My first two books about dinosaurs, If The Dinosaurs Came Back and Whatever Happened To The Dinosaurs? were just pure fun. Dinosaur Cousins? was my first book where I combined fact with fun.
After reading more about the dinosaurs, I was becoming hooked on them. I wondered just like in my opening spread: "Whenever I go to the zoo, or read a book about animals, I see so many animals that remind me of dinosaurs. I wonder... Are they dinosaur cousins?"
When I looked at a rhinoceros, it reminded me of a triceratops. When I looked at an ostrich, it reminded me of a struthiomimus. I kept finding similarities between many animals and dinosaurs. A new theory that was just starting to be talked about was that birds are dinosaur cousins, and this captured my imagination.
Dinosaur Cousins? was also my first full-color book. In my earlier books I was limited to two or three flat colors because full-color was too expensive. But my publisher, Harcourt Brace, found a way to produce high-quality full-color books at much lower costs.

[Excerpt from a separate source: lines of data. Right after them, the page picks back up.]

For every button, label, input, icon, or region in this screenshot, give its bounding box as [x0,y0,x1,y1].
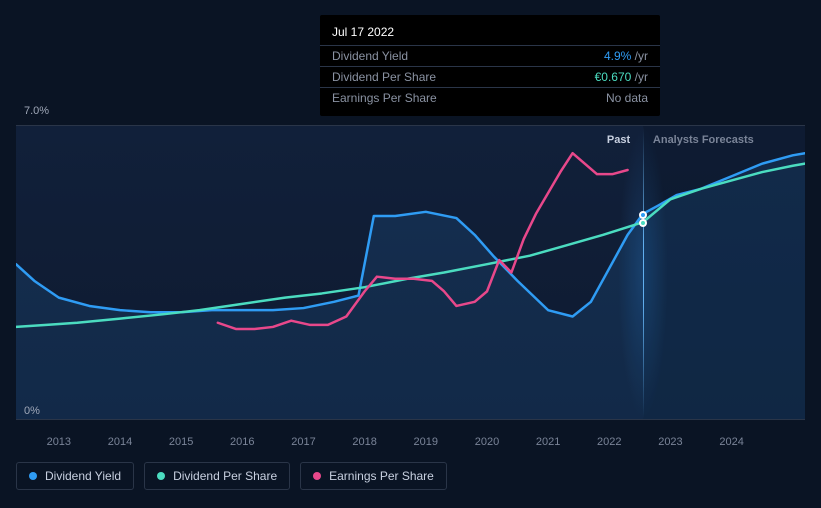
x-tick-label: 2013 [47,436,71,448]
x-tick-label: 2024 [719,436,743,448]
tooltip-value: 4.9% /yr [604,49,648,63]
hover-tooltip: Jul 17 2022 Dividend Yield 4.9% /yrDivid… [320,15,660,116]
legend-dot-icon [157,472,165,480]
tooltip-row: Earnings Per Share No data [320,88,660,108]
legend-label: Earnings Per Share [329,469,434,483]
x-tick-label: 2015 [169,436,193,448]
legend-item[interactable]: Earnings Per Share [300,462,447,490]
tooltip-rows: Dividend Yield 4.9% /yrDividend Per Shar… [320,46,660,108]
legend-item[interactable]: Dividend Per Share [144,462,290,490]
legend: Dividend Yield Dividend Per Share Earnings… [16,462,447,490]
legend-label: Dividend Per Share [173,469,277,483]
plot-area[interactable]: Past Analysts Forecasts [16,125,805,420]
chart-container: 7.0% Past Analysts Forecasts 0% 2013 2014… [16,105,805,450]
legend-dot-icon [29,472,37,480]
tooltip-row: Dividend Yield 4.9% /yr [320,46,660,67]
tooltip-value: €0.670 /yr [595,70,648,84]
x-tick-label: 2018 [352,436,376,448]
legend-dot-icon [313,472,321,480]
tooltip-row: Dividend Per Share €0.670 /yr [320,67,660,88]
x-tick-label: 2016 [230,436,254,448]
x-tick-label: 2022 [597,436,621,448]
x-tick-label: 2019 [414,436,438,448]
x-tick-label: 2014 [108,436,132,448]
x-tick-label: 2023 [658,436,682,448]
x-tick-label: 2017 [291,436,315,448]
tooltip-date: Jul 17 2022 [320,23,660,46]
y-label-max: 7.0% [24,105,49,117]
y-label-min: 0% [24,405,40,417]
tooltip-label: Dividend Per Share [332,70,595,84]
x-tick-label: 2021 [536,436,560,448]
x-tick-label: 2020 [475,436,499,448]
legend-item[interactable]: Dividend Yield [16,462,134,490]
legend-label: Dividend Yield [45,469,121,483]
x-axis: 2013 2014 2015 2016 2017 2018 2019 2020 2021 2022… [16,430,805,450]
hover-marker [639,211,647,219]
tooltip-value: No data [606,91,648,105]
tooltip-label: Dividend Yield [332,49,604,63]
tooltip-label: Earnings Per Share [332,91,606,105]
hover-marker [639,219,647,227]
chart-svg [16,126,805,419]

While working on the final full-color artwork for Dinosaur Cousins?, I made many discoveries, some I call "happy accidents." I was using permanent markers to color my illustrations, which were created with a felt-tipped pen. I made a mistake and tried to correct a color by going over it with another color. I liked the effect I got, and I tried experimenting. I noticed that lighter colors were good for blending, and then I wondered if there was such a thing as a wet marker without color to help me blend. When I went to several art supply stores looking for such a marker, I was told they didn't exist.
I almost gave up, but I tried another store. They had "color blenders." I bought a bunch and had a ball finishing my final artwork. In fact, when I sent the final art to Harcourt in San Diego, they called me to tell me how excited they were with my color effects. Their art department wondered how I did it!

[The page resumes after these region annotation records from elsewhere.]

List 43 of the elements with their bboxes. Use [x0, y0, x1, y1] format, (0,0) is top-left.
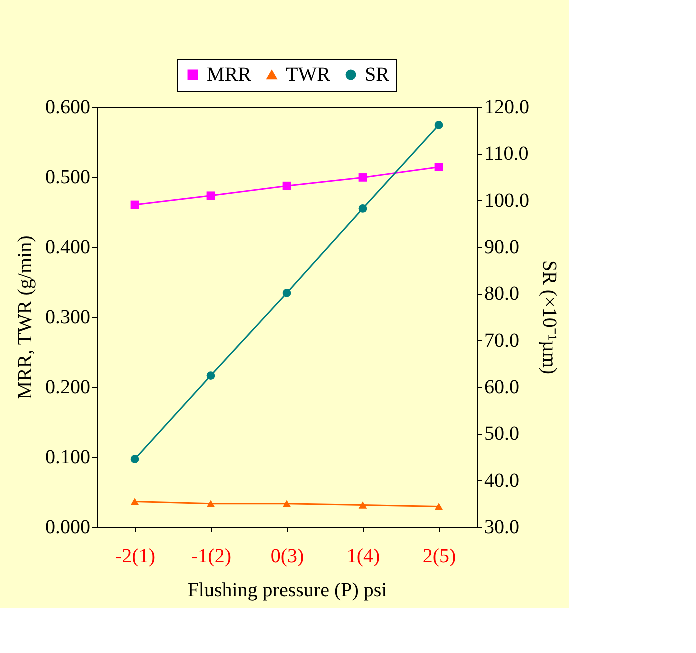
y-tick-label: 0.500 — [46, 166, 90, 188]
y-axis-title: MRR, TWR (g/min) — [14, 236, 36, 400]
y2-tick-label: 90.0 — [484, 236, 520, 258]
y2-tick-label: 60.0 — [484, 376, 520, 398]
point — [434, 121, 444, 130]
y2-tick-label: 40.0 — [484, 470, 520, 492]
x-tick-label: 1(4) — [346, 546, 380, 568]
y2-tick-label: 30.0 — [484, 516, 520, 538]
legend-label: TWR — [286, 64, 332, 86]
point — [282, 182, 292, 190]
y2-tick-label: 100.0 — [484, 190, 530, 212]
x-tick-label: -1(2) — [192, 546, 232, 568]
y-tick-label: 0.200 — [46, 376, 90, 398]
y-tick-label: 0.300 — [46, 306, 90, 328]
y2-tick-label: 70.0 — [484, 330, 520, 352]
y-tick-label: 0.400 — [46, 236, 90, 258]
point — [206, 192, 216, 200]
y2-tick-label: 50.0 — [484, 423, 520, 446]
x-tick-label: 0(3) — [270, 546, 304, 568]
legend-label: SR — [365, 64, 390, 86]
y-tick-label: 0.600 — [46, 96, 90, 118]
point — [434, 163, 444, 172]
point — [130, 498, 140, 506]
y2-axis-title: SR (×10⁻¹µm) — [538, 260, 560, 375]
point — [206, 500, 216, 508]
point — [206, 372, 216, 380]
point — [358, 204, 368, 213]
legend-label: MRR — [207, 64, 252, 86]
y2-tick-label: 120.0 — [484, 96, 530, 118]
point — [358, 502, 368, 509]
y-tick-label: 0.000 — [46, 516, 90, 538]
point — [282, 500, 292, 508]
y-tick-label: 0.100 — [46, 446, 90, 468]
point — [130, 200, 140, 210]
x-axis-title: Flushing pressure (P) psi — [188, 580, 388, 602]
x-tick-label: -2(1) — [116, 546, 156, 568]
point — [130, 455, 140, 464]
y2-tick-label: 80.0 — [484, 283, 520, 306]
point — [358, 174, 368, 182]
point — [434, 503, 444, 510]
y2-tick-label: 110.0 — [484, 143, 529, 166]
point — [282, 289, 292, 298]
x-tick-label: 2(5) — [422, 546, 456, 568]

Since that first full-color book, I have learned more and more about color and using this blending technique that I "blundered" into. So when children ask me "How do you do what you do?", I answer, "Many times I don't know what I am doing. I just keep at it, experimenting with my words and my pictures and not being afraid of failing, because I am learning as I am doing."
I dedicated my first full-color book to my father, who was a housepainter and had a great sense of color. He taught me much about color.
I am very proud of winning the Washington Irving Children's Choice Award for Dinosaur Cousins?. Readers from kindergarten to fifth grade voted for it as their favorite book. It boggles my mind that Dinosaur Cousins? could appeal to such a span of ages!